In the camping stores of New York he had declined the US-Army derived MREs, Meals Ready to Eat, recalling that in the Gulf War they were so deeply awful that the GIs dubbed them Meals Rejected by Ethiopians. He made up his own concentrates to include beef, raisins, nuts and dextrose. He would be passing rabbit pellets, but he would keep his strength for when he needed it.
Before dawn he came awake, nibbled again, sipped again and climbed on. At one point, down the mountain and through a gap in the trees, he saw the roof of the guardhouse in the col far below.
Before the sun rose, he made the crest. He came out of the forest two hundred yards from where he wanted, so he crabbed sideways until he found the spot in the photograph.
His eye for terrain had not let him down. There was a slight dip in the line of the crest, screened by the last fuzz of vegetation. With camouflaged shirt and bush hat, daubed face and olive-coloured binoculars, motionless under leaves, he would be invisible from the estate below.
When he needed a break, he could slither backwards off the crest and
stand up again.
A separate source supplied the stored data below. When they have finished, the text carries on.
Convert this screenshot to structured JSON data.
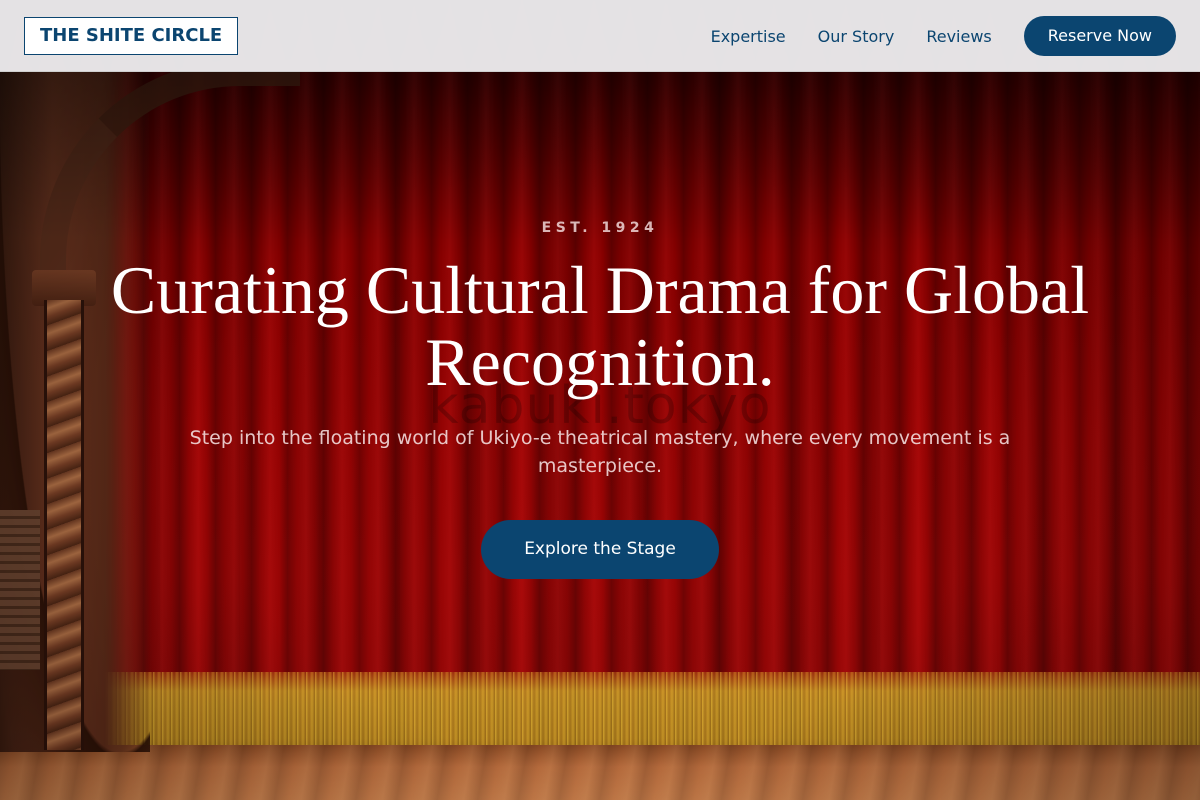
{
  "header": {
    "logo_text": "THE SHITE CIRCLE",
    "nav_links": [
      "Expertise",
      "Our Story",
      "Reviews"
    ],
    "cta_label": "Reserve Now"
  },
  "hero": {
    "eyebrow": "EST. 1924",
    "headline": "Curating Cultural Drama for Global Recognition.",
    "subtext": "Step into the floating world of Ukiyo-e theatrical mastery, where every movement is a masterpiece.",
    "cta_label": "Explore the Stage",
    "watermark": "kabuki.tokyo"
  },
  "colors": {
    "brand": "#0b4570",
    "header_bg": "#ebe9eb",
    "curtain": "#9c0303",
    "button_text": "#ffffff"
  }
}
He made the small camp that would be home for up to four days, smeared his face and crawled into the hide. The sun pinked the jungles over French Cayenne, and the first beam slipped across the peninsula below. El Punto lay spread out like the scale model that had once graced the sitting room of his apartment in Brooklyn, a shark tooth jabbing into the glittering sea. From below came a dull clang as someone smashed an iron bar into a hanging length of railway track. It was time for the forced labourers to rise.
It was not until the 4th that the friend Paul Devereaux had contacted in the Department of Forensic Pathology at Bethesda called back.
‘What on earth are you up to, Paul?’
‘Enlighten me. What am I up to?’
‘Grave-robbing by the look of it.’
‘Tell me all, Gary. What is it?’
‘Well, it’s a femur, all right. A thigh bone, right leg. Clean break at the mid-section. No compound fracture, no splinters.’